REFLEXIÓN DE MILKA RINDZINSKI.
Concebido por el Espíritu Santo y nacido de María virgen, el advenimiento de Jesús se sitúa hace más de dos mil años en Belén de Judea. El dejó su trono y su gloria para venir a nacer, vivir, instruir, morir y resucitar, ¡ALELUYA! por mí, por ti, y por cuantos en él confían.
“En él estaba la vida, y la vida era la luz de la humanidad. Esta luz brilla en las tinieblas y las tinieblas no han podido apagarla”, escribió Juan en su evangelio y Pedro declaró, “Tú eres el Cristo, el Hijo del Dios viviente”. “¡Miren, éste es el Cordero de Dios, que quita el pecado del mundo!” dijo Juan el Bautista.

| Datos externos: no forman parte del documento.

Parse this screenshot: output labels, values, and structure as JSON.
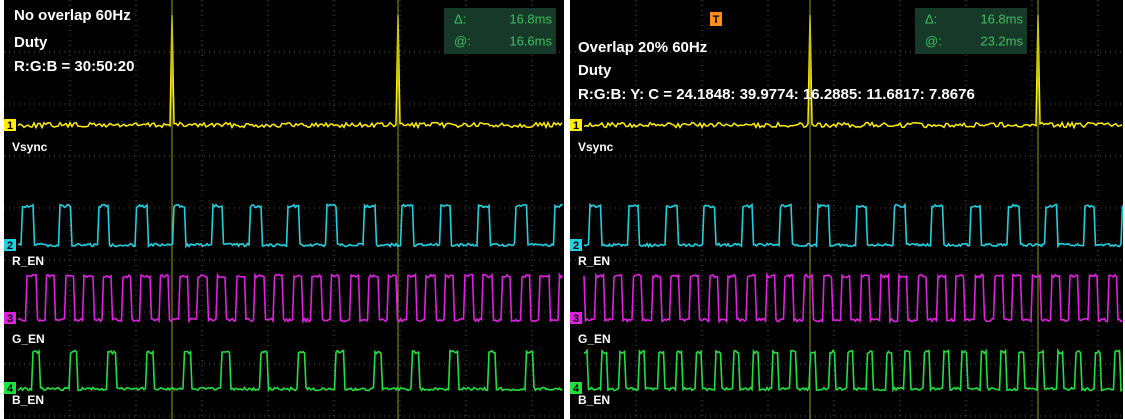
{
  "panels": [
    {
      "title": "No overlap 60Hz",
      "subtitle": "Duty",
      "ratio": "R:G:B = 30:50:20",
      "cursor": {
        "delta_label": "Δ:",
        "delta": "16.8ms",
        "at_label": "@:",
        "at": "16.6ms"
      },
      "channels": [
        {
          "number": "1",
          "name": "Vsync"
        },
        {
          "number": "2",
          "name": "R_EN"
        },
        {
          "number": "3",
          "name": "G_EN"
        },
        {
          "number": "4",
          "name": "B_EN"
        }
      ]
    },
    {
      "title": "Overlap 20% 60Hz",
      "subtitle": "Duty",
      "ratio": "R:G:B: Y: C = 24.1848: 39.9774: 16.2885: 11.6817: 7.8676",
      "cursor": {
        "delta_label": "Δ:",
        "delta": "16.8ms",
        "at_label": "@:",
        "at": "23.2ms"
      },
      "trigger": "T",
      "channels": [
        {
          "number": "1",
          "name": "Vsync"
        },
        {
          "number": "2",
          "name": "R_EN"
        },
        {
          "number": "3",
          "name": "G_EN"
        },
        {
          "number": "4",
          "name": "B_EN"
        }
      ]
    }
  ]
}
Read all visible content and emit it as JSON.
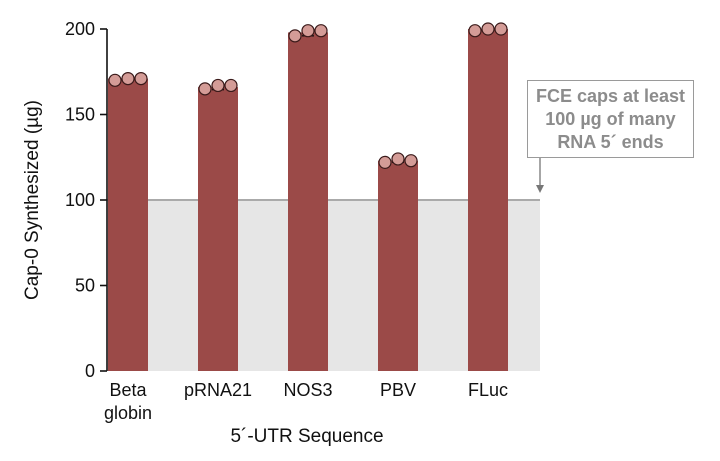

Y Jesús, el Hijo de Dios, tuvo una madre muy especial cuyo protagonismo en la historia del Pueblo de Dios de la cual somos parte por su gracia, es nuestro paradigma, nuestro modelo.
María era una mujer judía muy joven y muy humana que según el relato de Lucas se sorprende por la visita del ángel, queda perpleja ante el mensaje divino del que es portador y lo cuestiona, porque en sus circunstancias le resulta increíble.
Sin embargo, una vez que escucha la aclaración, y aunque no desconoce las posibles consecuencias, es decir, el riesgo de morir apedreada y de ser rechazada por los suyos, incluso por José, su prometido, acepta el plan divino: —Yo soy esclava del Señor; que Dios haga conmigo como has dicho.
Y es otra mujer, Isabel, quien se lo confirma, y la llama dichosa, porque hasta el hijo que Isabel lleva en sus entrañas salta de alegría cuando María se acerca.